I was obviously most concerned about my children. Although my children are all adults, and they were innately aware of Lyn’s cancer, the journey, treatments, and the possibility of death, it was different once Lyn passed. Being aware of her illness and accepting the possibility of death is such a leap from the actual passing. We pulled together as family and supported one another the best we could, but we knew there were going to be many sad days ahead.
On that first night, I recall when everyone went home, and I was in our family room alone. I was sitting in my familiar spot watching TV without really focusing on what program was airing. I looked at Lyn’s normal spot on the sofa, and just expected her to walk in and take her seat. I would look over at her seat, and just shake my head by saying, “I cannot believe you are gone.” However, even though I was verbalizing loss, I could not fully grasp the void in my life.
I dreaded going to bed because I knew it would be a difficult night. To have someone next to you for nearly 30 years, and then in an instant to not have that person there was beyond strange. There were waves of emotions, tears, and gut-wrenching sobs. I awoke frequently and would reach out to an empty side of the bed. This first night was horribly lonely. All I could do was to pray and ask God for his comfort, and to give me the peace that only he could give. God delivered.
There is a Bible verse the “…weeping may stay for the night, but joy comes in the morning.” (Psalm 30 v. 5). While working through loss and grief is a long process, what this verse meant to me was that joy will be found, given time.
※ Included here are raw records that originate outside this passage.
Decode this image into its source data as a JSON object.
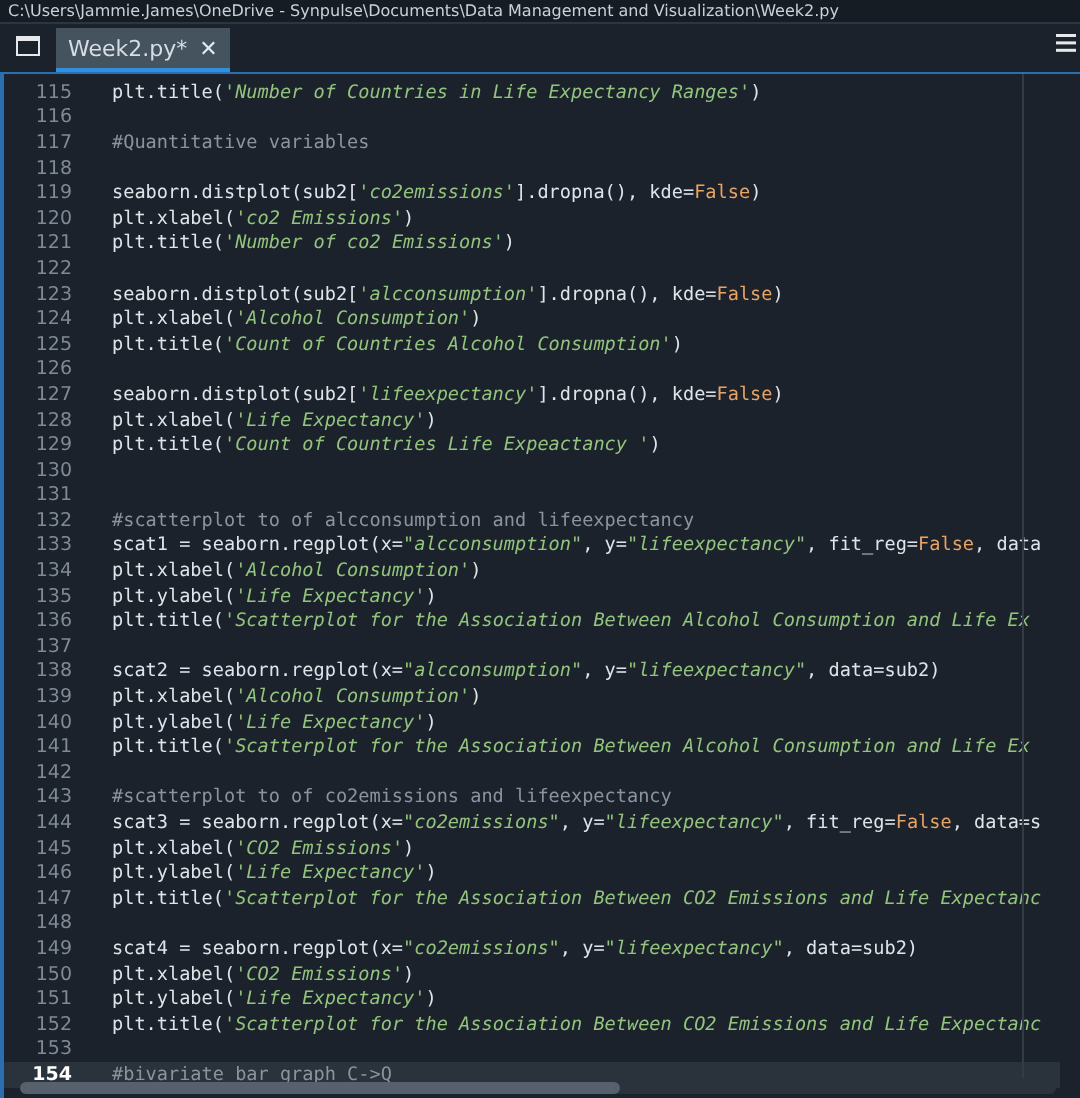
{
  "window": {
    "title": "C:\\Users\\Jammie.James\\OneDrive - Synpulse\\Documents\\Data Management and Visualization\\Week2.py"
  },
  "tabs": [
    {
      "label": "Week2.py*",
      "selected": true,
      "close": "✕"
    }
  ],
  "editor": {
    "lines": [
      {
        "number": "115",
        "current": false,
        "segments": [
          {
            "kind": "text",
            "text": "plt.title("
          },
          {
            "kind": "string",
            "text": "'Number of Countries in Life Expectancy Ranges'"
          },
          {
            "kind": "text",
            "text": ")"
          }
        ]
      },
      {
        "number": "116",
        "current": false
      },
      {
        "number": "117",
        "current": false,
        "segments": [
          {
            "kind": "comment",
            "text": "#Quantitative variables"
          }
        ]
      },
      {
        "number": "118",
        "current": false
      },
      {
        "number": "119",
        "current": false,
        "segments": [
          {
            "kind": "text",
            "text": "seaborn.distplot(sub2["
          },
          {
            "kind": "string",
            "text": "'co2emissions'"
          },
          {
            "kind": "text",
            "text": "].dropna(), kde="
          },
          {
            "kind": "keyword",
            "text": "False"
          },
          {
            "kind": "text",
            "text": ")"
          }
        ]
      },
      {
        "number": "120",
        "current": false,
        "segments": [
          {
            "kind": "text",
            "text": "plt.xlabel("
          },
          {
            "kind": "string",
            "text": "'co2 Emissions'"
          },
          {
            "kind": "text",
            "text": ")"
          }
        ]
      },
      {
        "number": "121",
        "current": false,
        "segments": [
          {
            "kind": "text",
            "text": "plt.title("
          },
          {
            "kind": "string",
            "text": "'Number of co2 Emissions'"
          },
          {
            "kind": "text",
            "text": ")"
          }
        ]
      },
      {
        "number": "122",
        "current": false
      },
      {
        "number": "123",
        "current": false,
        "segments": [
          {
            "kind": "text",
            "text": "seaborn.distplot(sub2["
          },
          {
            "kind": "string",
            "text": "'alcconsumption'"
          },
          {
            "kind": "text",
            "text": "].dropna(), kde="
          },
          {
            "kind": "keyword",
            "text": "False"
          },
          {
            "kind": "text",
            "text": ")"
          }
        ]
      },
      {
        "number": "124",
        "current": false,
        "segments": [
          {
            "kind": "text",
            "text": "plt.xlabel("
          },
          {
            "kind": "string",
            "text": "'Alcohol Consumption'"
          },
          {
            "kind": "text",
            "text": ")"
          }
        ]
      },
      {
        "number": "125",
        "current": false,
        "segments": [
          {
            "kind": "text",
            "text": "plt.title("
          },
          {
            "kind": "string",
            "text": "'Count of Countries Alcohol Consumption'"
          },
          {
            "kind": "text",
            "text": ")"
          }
        ]
      },
      {
        "number": "126",
        "current": false
      },
      {
        "number": "127",
        "current": false,
        "segments": [
          {
            "kind": "text",
            "text": "seaborn.distplot(sub2["
          },
          {
            "kind": "string",
            "text": "'lifeexpectancy'"
          },
          {
            "kind": "text",
            "text": "].dropna(), kde="
          },
          {
            "kind": "keyword",
            "text": "False"
          },
          {
            "kind": "text",
            "text": ")"
          }
        ]
      },
      {
        "number": "128",
        "current": false,
        "segments": [
          {
            "kind": "text",
            "text": "plt.xlabel("
          },
          {
            "kind": "string",
            "text": "'Life Expectancy'"
          },
          {
            "kind": "text",
            "text": ")"
          }
        ]
      },
      {
        "number": "129",
        "current": false,
        "segments": [
          {
            "kind": "text",
            "text": "plt.title("
          },
          {
            "kind": "string",
            "text": "'Count of Countries Life Expeactancy '"
          },
          {
            "kind": "text",
            "text": ")"
          }
        ]
      },
      {
        "number": "130",
        "current": false
      },
      {
        "number": "131",
        "current": false
      },
      {
        "number": "132",
        "current": false,
        "segments": [
          {
            "kind": "comment",
            "text": "#scatterplot to of alcconsumption and lifeexpectancy"
          }
        ]
      },
      {
        "number": "133",
        "current": false,
        "segments": [
          {
            "kind": "text",
            "text": "scat1 = seaborn.regplot(x="
          },
          {
            "kind": "string",
            "text": "\"alcconsumption\""
          },
          {
            "kind": "text",
            "text": ", y="
          },
          {
            "kind": "string",
            "text": "\"lifeexpectancy\""
          },
          {
            "kind": "text",
            "text": ", fit_reg="
          },
          {
            "kind": "keyword",
            "text": "False"
          },
          {
            "kind": "text",
            "text": ", data"
          }
        ]
      },
      {
        "number": "134",
        "current": false,
        "segments": [
          {
            "kind": "text",
            "text": "plt.xlabel("
          },
          {
            "kind": "string",
            "text": "'Alcohol Consumption'"
          },
          {
            "kind": "text",
            "text": ")"
          }
        ]
      },
      {
        "number": "135",
        "current": false,
        "segments": [
          {
            "kind": "text",
            "text": "plt.ylabel("
          },
          {
            "kind": "string",
            "text": "'Life Expectancy'"
          },
          {
            "kind": "text",
            "text": ")"
          }
        ]
      },
      {
        "number": "136",
        "current": false,
        "segments": [
          {
            "kind": "text",
            "text": "plt.title("
          },
          {
            "kind": "string",
            "text": "'Scatterplot for the Association Between Alcohol Consumption and Life Ex"
          }
        ]
      },
      {
        "number": "137",
        "current": false
      },
      {
        "number": "138",
        "current": false,
        "segments": [
          {
            "kind": "text",
            "text": "scat2 = seaborn.regplot(x="
          },
          {
            "kind": "string",
            "text": "\"alcconsumption\""
          },
          {
            "kind": "text",
            "text": ", y="
          },
          {
            "kind": "string",
            "text": "\"lifeexpectancy\""
          },
          {
            "kind": "text",
            "text": ", data=sub2)"
          }
        ]
      },
      {
        "number": "139",
        "current": false,
        "segments": [
          {
            "kind": "text",
            "text": "plt.xlabel("
          },
          {
            "kind": "string",
            "text": "'Alcohol Consumption'"
          },
          {
            "kind": "text",
            "text": ")"
          }
        ]
      },
      {
        "number": "140",
        "current": false,
        "segments": [
          {
            "kind": "text",
            "text": "plt.ylabel("
          },
          {
            "kind": "string",
            "text": "'Life Expectancy'"
          },
          {
            "kind": "text",
            "text": ")"
          }
        ]
      },
      {
        "number": "141",
        "current": false,
        "segments": [
          {
            "kind": "text",
            "text": "plt.title("
          },
          {
            "kind": "string",
            "text": "'Scatterplot for the Association Between Alcohol Consumption and Life Ex"
          }
        ]
      },
      {
        "number": "142",
        "current": false
      },
      {
        "number": "143",
        "current": false,
        "segments": [
          {
            "kind": "comment",
            "text": "#scatterplot to of co2emissions and lifeexpectancy"
          }
        ]
      },
      {
        "number": "144",
        "current": false,
        "segments": [
          {
            "kind": "text",
            "text": "scat3 = seaborn.regplot(x="
          },
          {
            "kind": "string",
            "text": "\"co2emissions\""
          },
          {
            "kind": "text",
            "text": ", y="
          },
          {
            "kind": "string",
            "text": "\"lifeexpectancy\""
          },
          {
            "kind": "text",
            "text": ", fit_reg="
          },
          {
            "kind": "keyword",
            "text": "False"
          },
          {
            "kind": "text",
            "text": ", data=s"
          }
        ]
      },
      {
        "number": "145",
        "current": false,
        "segments": [
          {
            "kind": "text",
            "text": "plt.xlabel("
          },
          {
            "kind": "string",
            "text": "'CO2 Emissions'"
          },
          {
            "kind": "text",
            "text": ")"
          }
        ]
      },
      {
        "number": "146",
        "current": false,
        "segments": [
          {
            "kind": "text",
            "text": "plt.ylabel("
          },
          {
            "kind": "string",
            "text": "'Life Expectancy'"
          },
          {
            "kind": "text",
            "text": ")"
          }
        ]
      },
      {
        "number": "147",
        "current": false,
        "segments": [
          {
            "kind": "text",
            "text": "plt.title("
          },
          {
            "kind": "string",
            "text": "'Scatterplot for the Association Between CO2 Emissions and Life Expectanc"
          }
        ]
      },
      {
        "number": "148",
        "current": false
      },
      {
        "number": "149",
        "current": false,
        "segments": [
          {
            "kind": "text",
            "text": "scat4 = seaborn.regplot(x="
          },
          {
            "kind": "string",
            "text": "\"co2emissions\""
          },
          {
            "kind": "text",
            "text": ", y="
          },
          {
            "kind": "string",
            "text": "\"lifeexpectancy\""
          },
          {
            "kind": "text",
            "text": ", data=sub2)"
          }
        ]
      },
      {
        "number": "150",
        "current": false,
        "segments": [
          {
            "kind": "text",
            "text": "plt.xlabel("
          },
          {
            "kind": "string",
            "text": "'CO2 Emissions'"
          },
          {
            "kind": "text",
            "text": ")"
          }
        ]
      },
      {
        "number": "151",
        "current": false,
        "segments": [
          {
            "kind": "text",
            "text": "plt.ylabel("
          },
          {
            "kind": "string",
            "text": "'Life Expectancy'"
          },
          {
            "kind": "text",
            "text": ")"
          }
        ]
      },
      {
        "number": "152",
        "current": false,
        "segments": [
          {
            "kind": "text",
            "text": "plt.title("
          },
          {
            "kind": "string",
            "text": "'Scatterplot for the Association Between CO2 Emissions and Life Expectanc"
          }
        ]
      },
      {
        "number": "153",
        "current": false
      },
      {
        "number": "154",
        "current": true,
        "segments": [
          {
            "kind": "comment",
            "text": "#bivariate bar graph C->Q"
          }
        ]
      }
    ]
  }
}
There will be much weeping, and in my private times I wondered if the tears would ever cease. I have learned that some tears will always be there, but many of the tears are now filled with the joy of good memories, and my current blessings in life.
In speaking with others that have lost significant others, children, friends, partners, and spouses, the joy comes, but the time it takes varies with each person, and the depth of the pain. Unfortunately, there is no shortcut through pain and grief. But, as I wrote many months ago, I see grief differently now. Grief is good for me. Grief reminds me that I truly lost something irreplaceable. I lost something priceless, and therefore, it should hurt. I remind myself how sad it would be not to grieve what we have lost. For me, grief is a gift, and through my grief, the joy came as I continued to move forward in life. For me, the joy truly came in the morning. The tears are still there at times. But I have more smiles, chuckles, and laughter as I recount the good moments with Lyn.
Those reading this, we all have this opportunity to walk beside someone that is going through a journey of struggle. It might be using your life experience because you went through pain and struggle many years ago. For others, life may be good for you, and you have the energy and ability to walk beside someone by giving an encouraging word that may help them push through the difficult moment. For our journey, we tried to take it day by day. We appreciated those in our life that helped us make it through those difficult times. The joy comes in the morning, but we just don’t know what morning that will be. But rest assured, given time, that joy will eventually come. Blessings upon you.
Thanks Jeff! Well said brother.
Thank you Marty! Thank you also for reading the blog
Let’s have lunch at Jack’s and share the journey.
Melinda Willey-Dahl
Hi Melinda, thank you for taking the time for reading the blog. I would love to grab lunch and talk about our journeys. My condolences to you for the passing of Doug.